Virtual Waiting Room Tech Stack

Let's zoom out and see our tech stack. Each column means a main component in our solution. Then we have JavaScript running in the browser to open the WebSockets and control the state of the queue. We have part of our logic running in the CDN. We rely on Fastly, our backend in Go. We have Lambda functions, API gateway. Data storage is DynamoDB. For observability, we rely on Datadog. How is it connected? The traffic from mobile and from browsers goes through Fastly. Fastly is the main gateway. It's the main entrance for all the traffic, and everything is controlled in Fastly. Fastly talks to API gateway that talks to the Lambda functions that talks to DynamoDB. In the API gateway, we have WebSockets, we have HTTP gateway. We also have some jobs running in the Lambda, then everything provides the entire solution.

How Does It Work?

We're going to see in detail how it works. The virtual waiting room operates in two modes. The virtual waiting room, basically where the on-sale didn't start yet, and then it blocks all the traffic that goes to the protected zone, and the queuing mode where we have a queue. Then we are draining this queue, means the on-sale starts, and both modes are protected zone. What is a protected zone in the end? It's a simple path. Usually, it's a ticketing page, where everybody goes there to try to purchase the tickets. Then we have some details, for each protected zone, we have a queue format, for each protected zone in production, we have over 2000 protected zones running now. Then you have some attributes for that protected zone, like the state. It could be blockade, throttle, done, or we're creating or designing a new protected zone. We have the path, the resource that we're protecting. It could be 1 or 10, depends on how the event was created, you have many dates or not. The details of that event. The limits as well for the exit rate. The idea that you can get in to the protected zone, a user will be redirected to the protected zone if they have an access token. With the access token, requests are routed to the protected zone.

The Virtual Waiting Room Main States

Then let's see how we can get an access token to go to the protected zone. First of all, blockade. In the blockade, there is no access token. Also, there is no communication with the backend. Everything is resolved in Fastly, in the CDN. It means that the request for a specific ticketing page is fired by the browser, then Fastly identifies that that path is protected, and the protected zone is in the blockade. Then route back the user to the waiting room page, no communication with the backend, everything is stored in our primary cache in the edge dictionary. Then Fastly validates the state of that protected zone to route the user appropriately. Then, on-sale starts and then we transition the protected zone from blockade to throttle, and a queue is formed. When the queue is formed, it's formed because the on-sale starts, then the browser fires the same request to go to the ticketing page. Then we identify that this particular path is protected by that protected zone. That protected zone now is not in blockade anymore, it's in the throttle. Then we create a visitor token, and then we route back the user to the queue page with that visitor token. When you are in the queue page with that visitor token, we have a JavaScript that opens a WebSocket to the API gateway, send that visitor token through the WebSocket, and then get registered in the queue. In that moment, we associate the timestamp with the visitor token. Then that's the way that you guarantee the order in the queue. We can sort by the timestamp, then we can see the order of the queue, how we're going to drain this queue.

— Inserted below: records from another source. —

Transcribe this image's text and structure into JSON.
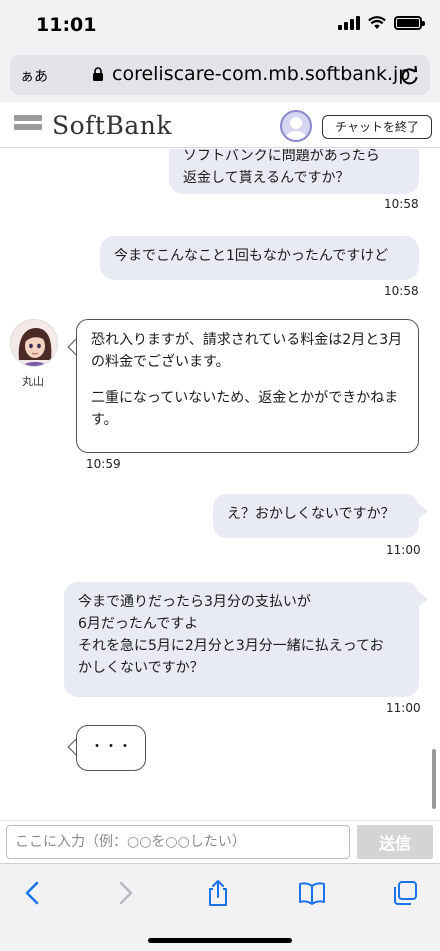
{
  "status_bar": {
    "time": "11:01"
  },
  "browser": {
    "aa_label": "ぁあ",
    "url": "coreliscare-com.mb.softbank.jp"
  },
  "header": {
    "brand": "SoftBank",
    "end_chat_label": "チャットを終了"
  },
  "chat": {
    "messages": [
      {
        "from": "user",
        "lines": [
          "ソフトバンクに問題があったら",
          "返金して貰えるんですか？"
        ],
        "time": "10:58"
      },
      {
        "from": "user",
        "lines": [
          "今までこんなこと1回もなかったんですけど"
        ],
        "time": "10:58"
      },
      {
        "from": "agent",
        "agent_name": "丸山",
        "paragraphs": [
          "恐れ入りますが、請求されている料金は2月と3月の料金でございます。",
          "二重になっていないため、返金とかができかねます。"
        ],
        "time": "10:59"
      },
      {
        "from": "user",
        "lines": [
          "え？おかしくないですか？"
        ],
        "time": "11:00"
      },
      {
        "from": "user",
        "lines": [
          "今まで通りだったら3月分の支払いが",
          "6月だったんですよ",
          "それを急に5月に2月分と3月分一緒に払えってお",
          "かしくないですか？"
        ],
        "time": "11:00"
      },
      {
        "from": "agent",
        "typing": "・・・"
      }
    ]
  },
  "input": {
    "placeholder": "ここに入力（例：○○を○○したい）",
    "send_label": "送信"
  },
  "colors": {
    "user_bubble": "#e9ebf4",
    "agent_bubble_border": "#555555",
    "send_button": "#d4d4d4",
    "browser_chrome": "#f2f2f5",
    "toolbar_icon_active": "#1a73e8"
  },
  "icons": [
    "wifi-icon",
    "battery-icon",
    "lock-icon",
    "reload-icon",
    "back-icon",
    "forward-icon",
    "share-icon",
    "bookmarks-icon",
    "tabs-icon"
  ]
}
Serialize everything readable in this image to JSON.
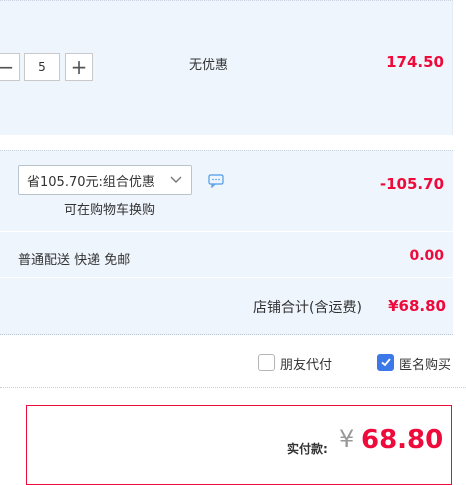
{
  "item": {
    "quantity": "5",
    "discount_label": "无优惠",
    "price": "174.50"
  },
  "promo": {
    "select_text": "省105.70元:组合优惠",
    "hint": "可在购物车换购",
    "discount": "-105.70"
  },
  "shipping": {
    "label": "普通配送 快递 免邮",
    "cost": "0.00"
  },
  "shop_total": {
    "label": "店铺合计(含运费)",
    "value": "¥68.80"
  },
  "options": {
    "friend_pay_label": "朋友代付",
    "friend_pay_checked": false,
    "anonymous_label": "匿名购买",
    "anonymous_checked": true
  },
  "payment": {
    "label": "实付款:",
    "currency": "¥",
    "amount": "68.80"
  },
  "colors": {
    "price_red": "#ee0a3b",
    "band_bg": "#eef5fc",
    "checkbox_blue": "#3c78e8"
  }
}
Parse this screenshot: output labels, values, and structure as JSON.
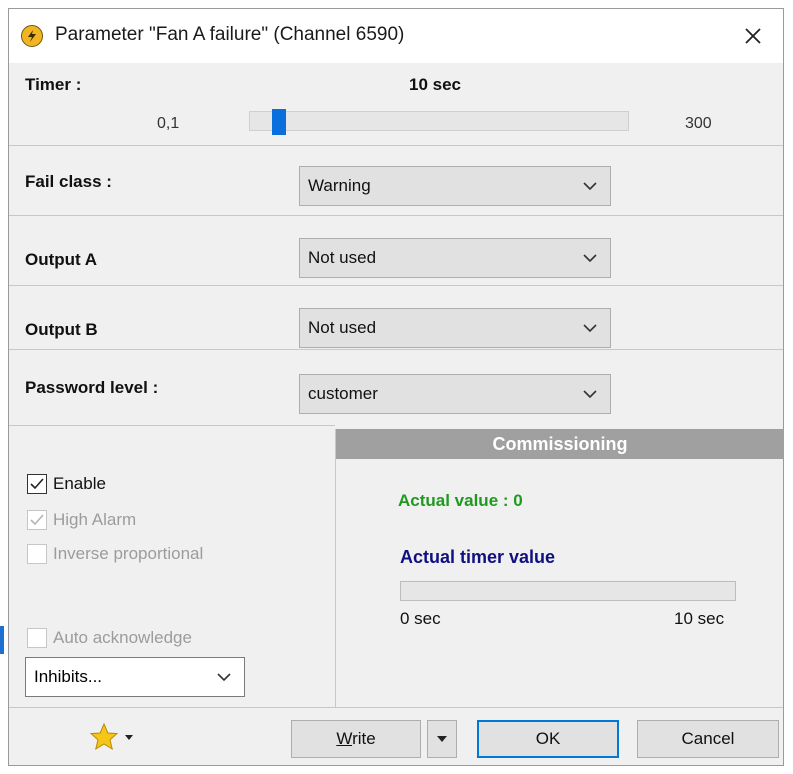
{
  "window": {
    "title": "Parameter \"Fan A failure\" (Channel 6590)",
    "icon": "lightning-icon",
    "close_icon": "close-icon"
  },
  "timer": {
    "label": "Timer :",
    "value_text": "10 sec",
    "min_label": "0,1",
    "max_label": "300",
    "min": 0.1,
    "max": 300,
    "value": 10
  },
  "fields": {
    "fail_class": {
      "label": "Fail class :",
      "value": "Warning"
    },
    "output_a": {
      "label": "Output A",
      "value": "Not used"
    },
    "output_b": {
      "label": "Output B",
      "value": "Not used"
    },
    "password_level": {
      "label": "Password level :",
      "value": "customer"
    }
  },
  "options": {
    "enable": {
      "label": "Enable",
      "checked": true,
      "enabled": true
    },
    "high_alarm": {
      "label": "High Alarm",
      "checked": true,
      "enabled": false
    },
    "inverse_proportional": {
      "label": "Inverse proportional",
      "checked": false,
      "enabled": false
    },
    "auto_acknowledge": {
      "label": "Auto acknowledge",
      "checked": false,
      "enabled": false
    }
  },
  "inhibits": {
    "value": "Inhibits..."
  },
  "commissioning": {
    "title": "Commissioning",
    "actual_value": "Actual value : 0",
    "actual_timer_title": "Actual timer value",
    "progress_fraction": 0,
    "min_label": "0 sec",
    "max_label": "10 sec",
    "colors": {
      "actual_value": "#1f9a1f",
      "timer_title": "#101080",
      "header_bg": "#a0a0a0"
    }
  },
  "footer": {
    "favorites_icon": "star-icon",
    "write_label": "Write",
    "ok_label": "OK",
    "cancel_label": "Cancel"
  }
}
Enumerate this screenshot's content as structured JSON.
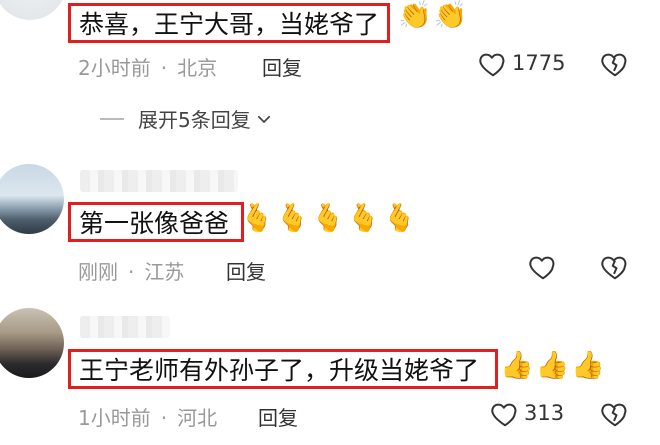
{
  "comments": [
    {
      "text": "恭喜，王宁大哥，当姥爷了",
      "emoji": "👏👏",
      "time": "2小时前",
      "location": "北京",
      "reply_label": "回复",
      "like_count": "1775",
      "expand_label": "展开5条回复"
    },
    {
      "text": "第一张像爸爸",
      "emoji": "🫰🫰🫰🫰🫰",
      "time": "刚刚",
      "location": "江苏",
      "reply_label": "回复",
      "like_count": ""
    },
    {
      "text": "王宁老师有外孙子了，升级当姥爷了",
      "emoji": "👍👍👍",
      "time": "1小时前",
      "location": "河北",
      "reply_label": "回复",
      "like_count": "313"
    }
  ],
  "highlight_color": "#e02020",
  "icons": {
    "like": "heart-outline-icon",
    "dislike": "broken-heart-icon",
    "expand": "chevron-down-icon"
  }
}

Then we have exchanger function that is running in a certain period, draining that queue, that's basically exchanging visitor tokens to access tokens. We are fetching all the visitor tokens that was registered that they don't have an access token yet, then you are exchanging. When we're updating the database, we're updating the DynamoDB, this data is getting streamed. Then we're streaming the change from Dynamo to a Dynamo Stream. Then we have a function that consumes that notification from Dynamo Stream, and notifies back the user saying that we're running. We have the WebSocket open and we're taking advantage of that. You are sending back the access token. It means that the user didn't ask for the access token, it's a reactive system. When we identify that ok, you are ready to go to the protected zone because your access token was created, then you notify the user. Then the visitor token is replaced. There is no visitor token anymore. Then the user has only an access token, with that access token, you can get into the protected zone. The page is refreshed, the user sends that access token. Then with that access token, without any call to the backend, the access token is validated. The security is important. We try to identify that real users are trying to purchase the tickets, and then the user can go to the protected zone.

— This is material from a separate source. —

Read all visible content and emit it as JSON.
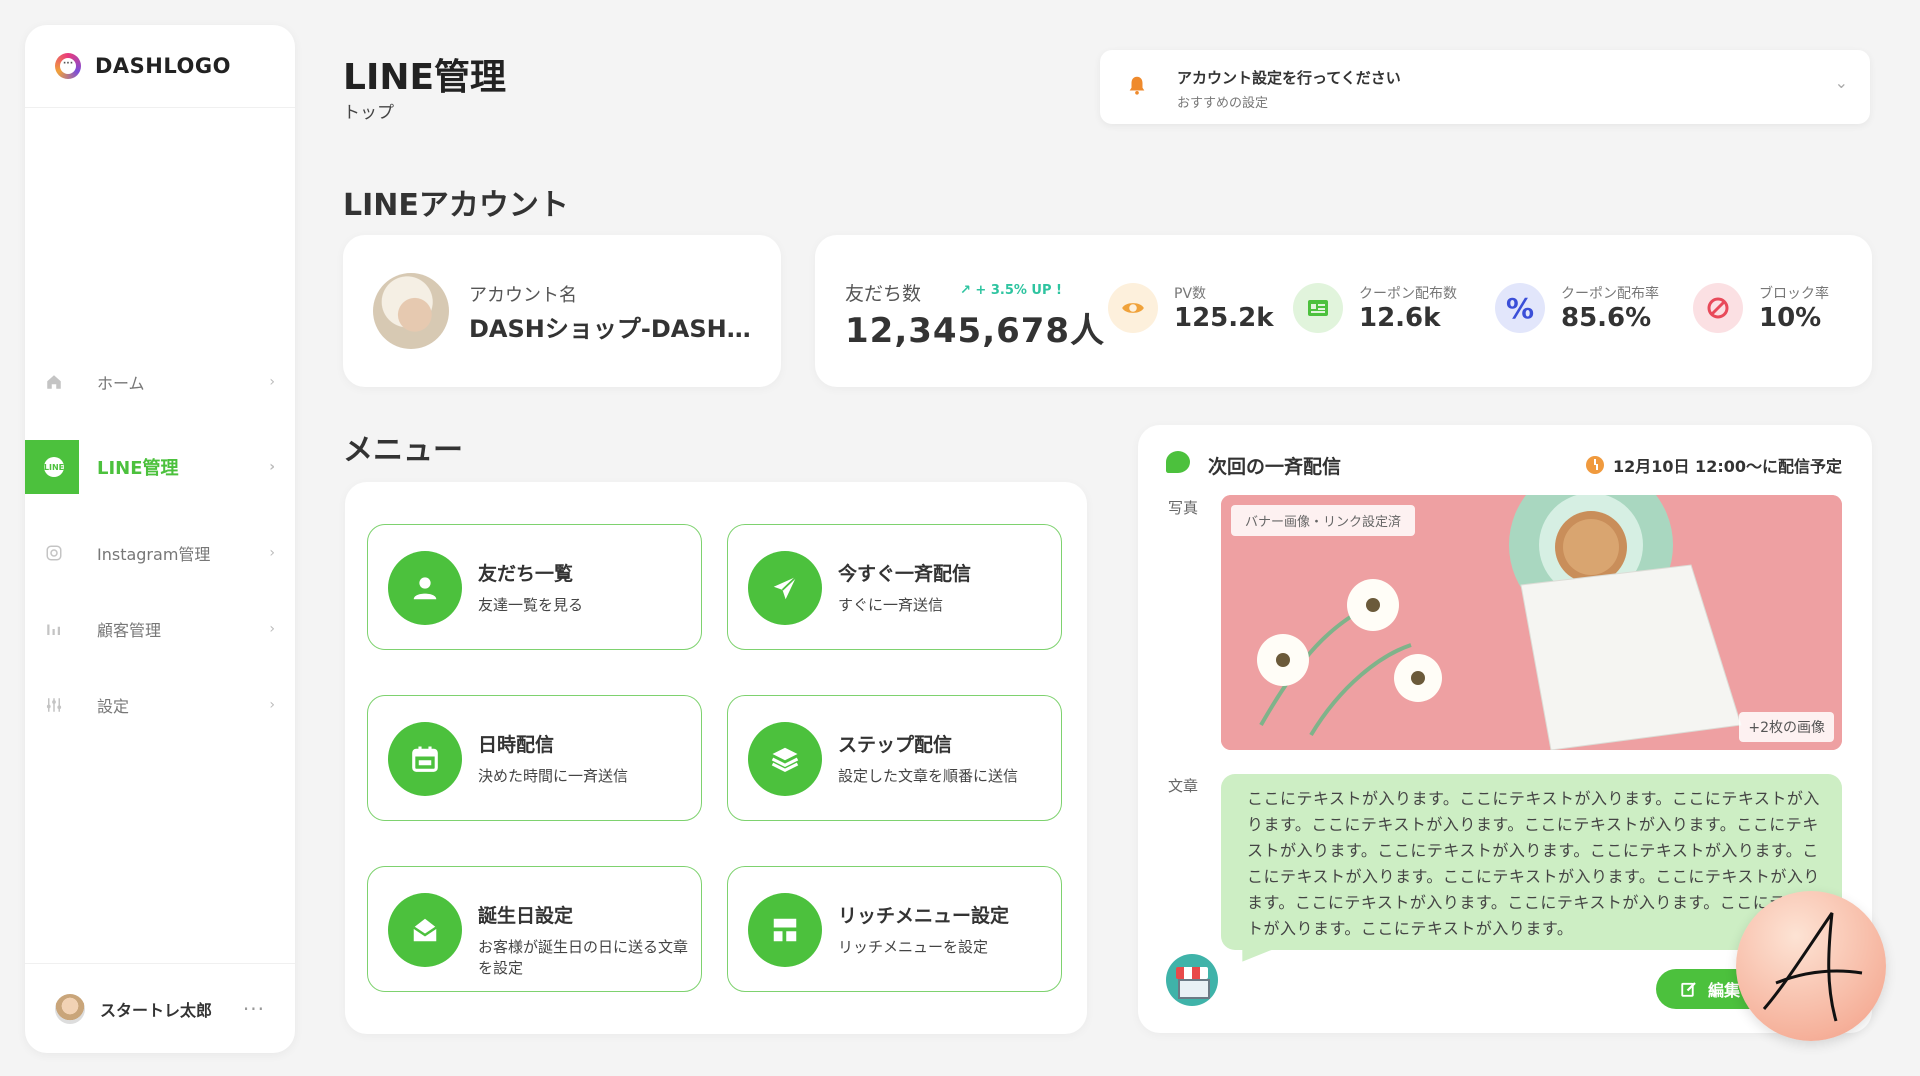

Behind the Scenes - Leaky Bucket Implementation

Let's see behind the scenes, let's see how those components were made. In general, we are using a leaky bucket implementation. If we're navigating in the, we're not seeing queue all the time, but we're protecting mostly events in the SeatGeek. The protection is based on the leaky bucket implementation, where we have a bucket for each path, for each protected zone, it's a bucket with different exit rates. Then you can see that when request comes, if that bucket that's protecting that zone is full or not? If it's full, the request is routed to the queue page. If it's empty, in real time, we're generating the access token. If that access token is from the same mechanism that I showed before, that with the access token you can get into the protected zone. Then real time, we're creating an access token, then we're associating to the request, and the user can be routed to the target. That's an example of how it works.

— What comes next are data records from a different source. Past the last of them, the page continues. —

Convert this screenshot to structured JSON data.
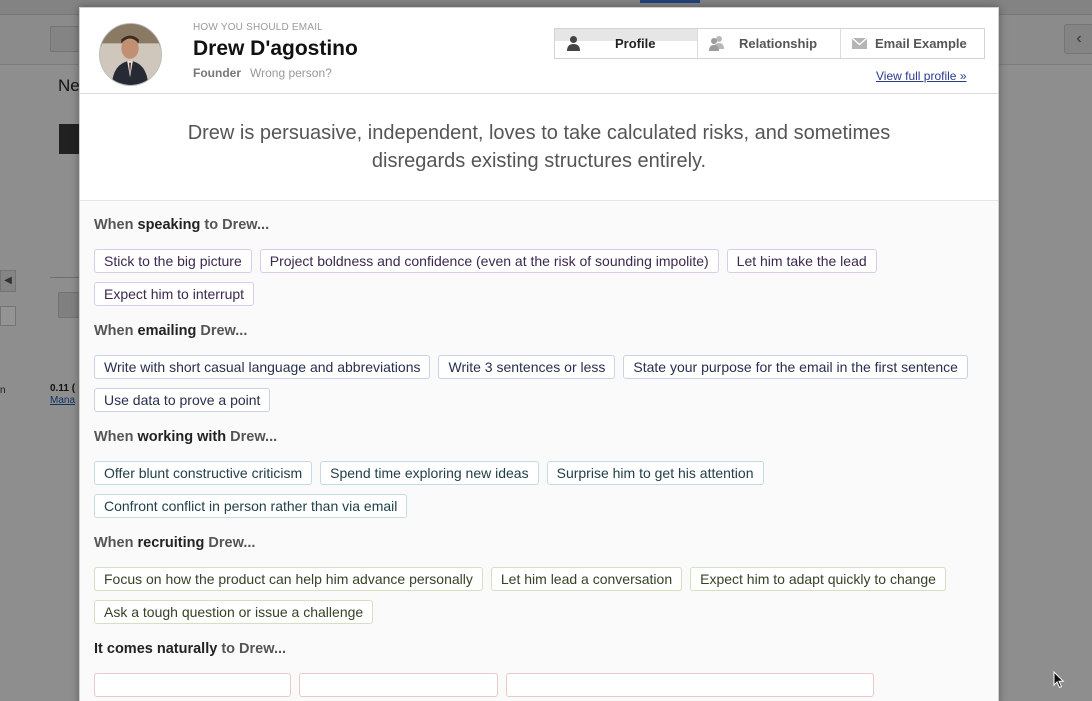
{
  "background": {
    "heading_fragment": "Ne",
    "small_bold": "0.11 (",
    "small_link": "Mana",
    "left_letter": "n",
    "right_button_glyph": "‹",
    "left_button_glyph": "◀"
  },
  "modal": {
    "kicker": "HOW YOU SHOULD EMAIL",
    "name": "Drew D'agostino",
    "role": "Founder",
    "wrong_person": "Wrong person?",
    "tabs": [
      {
        "label": "Profile",
        "icon": "person-icon",
        "active": true
      },
      {
        "label": "Relationship",
        "icon": "people-icon",
        "active": false
      },
      {
        "label": "Email Example",
        "icon": "envelope-icon",
        "active": false
      }
    ],
    "view_full_profile": "View full profile »",
    "summary": "Drew is persuasive, independent, loves to take calculated risks, and sometimes disregards existing structures entirely.",
    "sections": {
      "speaking": {
        "prefix": "When ",
        "verb": "speaking",
        "suffix": " to Drew...",
        "chips": [
          "Stick to the big picture",
          "Project boldness and confidence (even at the risk of sounding impolite)",
          "Let him take the lead",
          "Expect him to interrupt"
        ]
      },
      "emailing": {
        "prefix": "When ",
        "verb": "emailing",
        "suffix": " Drew...",
        "chips": [
          "Write with short casual language and abbreviations",
          "Write 3 sentences or less",
          "State your purpose for the email in the first sentence",
          "Use data to prove a point"
        ]
      },
      "working": {
        "prefix": "When ",
        "verb": "working with",
        "suffix": " Drew...",
        "chips": [
          "Offer blunt constructive criticism",
          "Spend time exploring new ideas",
          "Surprise him to get his attention",
          "Confront conflict in person rather than via email"
        ]
      },
      "recruiting": {
        "prefix": "When ",
        "verb": "recruiting",
        "suffix": " Drew...",
        "chips": [
          "Focus on how the product can help him advance personally",
          "Let him lead a conversation",
          "Expect him to adapt quickly to change",
          "Ask a tough question or issue a challenge"
        ]
      },
      "naturally": {
        "prefix": "",
        "verb": "It comes naturally",
        "suffix": " to Drew..."
      }
    }
  }
}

Then we have a simple Lambda function that was written in Go. The way that we're communicating and caching information to Fastly, that's the important thing. We can control the cache. For example, if you identified the bucket is full for run requests, it means that for the subsequent request, the bucket is still full. It works like a circuit breaker. When we identify the bucket is full, we are returning 429 to Fastly, as HTTP code, the 429 too many requests, and we're controlling for how long it will be cached. Then in Fastly for the subsequent requests to the same protected zone, they say, they need to call again the backend to validate if the bucket is full or not, because the previous request told me that it's full. Then we're caching for a certain period, when it's going to expire, we try again. If it's still full, it's going to return 429, and then we're caching again. Then we're reducing the amount of traffic that goes to the backend, when you don't need to route requests to the backend, then you don't need to route, you can figure out that path in the CDN. That's the way that it works. Then in Fastly, it's a simple VCL code. Then with the simple VCL code, we just identify the status of the request, and we're caching it according to the status. We're not here to advocate in favor of VCL. Fastly supports different languages. In a modern stack, we can use, for example, Rust. You can use for example, JavaScript, then you don't need to use the VCL anymore.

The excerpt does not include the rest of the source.